My first impression was "whoa, he's talking about the Singularity," a concept with which I was fleetingly obsessed a few years back when I was into learning about futurism and transhumanism.
To address the grand matter at hand -- "the medium is the message" -- I needed some time to truly digest that. I went for a run with the idea that I would force myself to consider all of the reading I had just done, which is a challenge in and of itself. While running I thought about my iPod, and what its message might be. I pushed this further to think of the mp3 as a medium and the message that sends -- we want what we want and we want it to be compact and portable and we want to have as much as we can! I want to be able to carry my entire music library with me as I run along Lake Michigan. Do I need to? No. Do I listen to all the music in my iPod? No way. But I can.

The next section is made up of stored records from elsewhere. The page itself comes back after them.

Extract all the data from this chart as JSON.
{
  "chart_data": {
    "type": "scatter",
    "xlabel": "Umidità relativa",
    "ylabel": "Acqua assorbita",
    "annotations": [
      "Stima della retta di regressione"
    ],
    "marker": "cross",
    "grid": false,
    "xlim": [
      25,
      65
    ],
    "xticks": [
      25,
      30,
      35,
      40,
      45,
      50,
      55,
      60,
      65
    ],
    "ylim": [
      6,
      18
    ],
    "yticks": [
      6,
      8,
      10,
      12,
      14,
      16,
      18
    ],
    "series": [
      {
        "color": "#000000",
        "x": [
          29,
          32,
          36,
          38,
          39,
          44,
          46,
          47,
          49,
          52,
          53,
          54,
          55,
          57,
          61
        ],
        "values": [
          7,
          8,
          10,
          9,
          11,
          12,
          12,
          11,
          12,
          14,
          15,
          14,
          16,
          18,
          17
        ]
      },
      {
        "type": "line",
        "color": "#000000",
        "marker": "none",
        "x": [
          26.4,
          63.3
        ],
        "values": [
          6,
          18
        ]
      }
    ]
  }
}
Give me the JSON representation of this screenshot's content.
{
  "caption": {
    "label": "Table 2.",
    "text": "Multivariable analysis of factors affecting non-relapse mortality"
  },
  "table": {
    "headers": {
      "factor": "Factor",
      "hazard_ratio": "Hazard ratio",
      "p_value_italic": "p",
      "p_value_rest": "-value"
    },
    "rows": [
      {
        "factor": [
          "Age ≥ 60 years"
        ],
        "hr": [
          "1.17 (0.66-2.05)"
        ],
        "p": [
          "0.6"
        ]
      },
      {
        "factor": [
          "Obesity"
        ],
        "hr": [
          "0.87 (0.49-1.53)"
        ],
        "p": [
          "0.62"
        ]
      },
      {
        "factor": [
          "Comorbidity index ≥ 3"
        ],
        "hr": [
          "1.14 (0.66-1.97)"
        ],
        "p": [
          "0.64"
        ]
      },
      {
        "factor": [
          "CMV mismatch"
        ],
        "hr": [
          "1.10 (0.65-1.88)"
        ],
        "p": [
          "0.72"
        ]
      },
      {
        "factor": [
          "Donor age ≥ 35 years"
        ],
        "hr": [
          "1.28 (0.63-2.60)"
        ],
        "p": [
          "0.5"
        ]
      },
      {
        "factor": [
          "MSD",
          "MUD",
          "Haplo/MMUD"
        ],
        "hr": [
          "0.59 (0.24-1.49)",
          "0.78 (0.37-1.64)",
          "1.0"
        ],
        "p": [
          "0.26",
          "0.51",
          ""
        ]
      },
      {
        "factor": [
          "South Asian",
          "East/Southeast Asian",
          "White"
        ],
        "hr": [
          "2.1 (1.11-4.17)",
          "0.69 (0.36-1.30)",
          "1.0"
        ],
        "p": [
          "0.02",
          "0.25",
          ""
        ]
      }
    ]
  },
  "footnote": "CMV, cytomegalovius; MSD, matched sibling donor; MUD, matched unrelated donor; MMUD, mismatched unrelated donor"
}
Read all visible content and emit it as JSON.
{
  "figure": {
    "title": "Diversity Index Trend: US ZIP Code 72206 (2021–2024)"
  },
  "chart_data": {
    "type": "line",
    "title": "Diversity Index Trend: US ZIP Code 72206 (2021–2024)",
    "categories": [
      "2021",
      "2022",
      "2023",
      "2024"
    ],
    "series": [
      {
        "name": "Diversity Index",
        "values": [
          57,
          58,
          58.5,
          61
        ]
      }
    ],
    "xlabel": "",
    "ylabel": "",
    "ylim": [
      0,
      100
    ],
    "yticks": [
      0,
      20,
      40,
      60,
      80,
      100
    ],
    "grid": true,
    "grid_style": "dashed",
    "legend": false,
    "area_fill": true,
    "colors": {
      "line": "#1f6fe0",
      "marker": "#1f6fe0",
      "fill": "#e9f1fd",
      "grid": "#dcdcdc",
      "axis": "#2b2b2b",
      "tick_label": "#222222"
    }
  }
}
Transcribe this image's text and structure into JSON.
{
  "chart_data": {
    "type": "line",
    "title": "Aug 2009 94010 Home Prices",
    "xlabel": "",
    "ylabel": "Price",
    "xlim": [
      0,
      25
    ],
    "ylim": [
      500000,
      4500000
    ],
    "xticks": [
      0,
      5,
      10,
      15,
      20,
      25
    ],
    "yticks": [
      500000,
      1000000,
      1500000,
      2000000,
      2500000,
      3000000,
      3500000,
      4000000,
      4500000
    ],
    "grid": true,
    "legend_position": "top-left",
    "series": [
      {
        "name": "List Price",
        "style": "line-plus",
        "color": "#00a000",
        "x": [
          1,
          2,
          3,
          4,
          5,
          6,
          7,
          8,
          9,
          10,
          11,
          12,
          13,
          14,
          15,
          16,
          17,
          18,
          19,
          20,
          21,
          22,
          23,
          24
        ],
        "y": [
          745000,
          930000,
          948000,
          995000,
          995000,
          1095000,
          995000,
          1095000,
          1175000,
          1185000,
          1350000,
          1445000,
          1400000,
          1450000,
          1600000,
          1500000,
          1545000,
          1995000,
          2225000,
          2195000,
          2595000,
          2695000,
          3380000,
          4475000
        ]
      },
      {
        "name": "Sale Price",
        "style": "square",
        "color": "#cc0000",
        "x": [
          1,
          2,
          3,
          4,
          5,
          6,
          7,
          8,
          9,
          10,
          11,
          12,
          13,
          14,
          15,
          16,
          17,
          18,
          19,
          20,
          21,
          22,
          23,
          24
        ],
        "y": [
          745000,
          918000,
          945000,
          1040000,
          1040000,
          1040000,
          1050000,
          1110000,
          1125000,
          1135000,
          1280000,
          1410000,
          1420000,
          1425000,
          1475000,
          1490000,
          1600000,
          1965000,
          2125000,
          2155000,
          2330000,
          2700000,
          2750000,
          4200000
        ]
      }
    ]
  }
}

On the second leg of my run, I was listening to an album I had just put on my iPod before leaving the apartment. This album was all I listened to for the better part of my 8th year of living. I had all these memories of listening to this album and idolizing the musicians. Listening to it now, with 24-year-old ears, I realize that I had no idea what I was singing along to. This album was about masturbation and drugs and sex and heartbreak and growing up and I had no idea. At the same time, I got it. I understood. I felt understood by the band even though at eight years old, I didn't know what most of those subjects were. This helped shape McLuhan's concept for me. Post-punk music as the medium, my 8-year-old mind received and comprehended the message. The content had very little to do with the impact the album had on me.
There are a few ideas McLuhan presents with which I'm unsure if I disagree or just don't completely grasp. His hot media vs. cold media conversation lost me a little bit. At first, I felt I understood it, but I have to agree Mentor Cana's assertion that TV is actually a hot medium, rather than cool.
Another section that left me completely in the dark is his statement, about "the century of the psychiatrist's couch." I tried so hard to wrap my head around that one, but no cigar.
I like the idea that the "content" of a medium is typically another medium whose "content" is often yet another medium. I think it is fun exercise in throught to parse the content of a medium through all the layers until you access the true "content."
I think I agree with much of what McLuhan has to say, that is, if I'm understanding it correctly.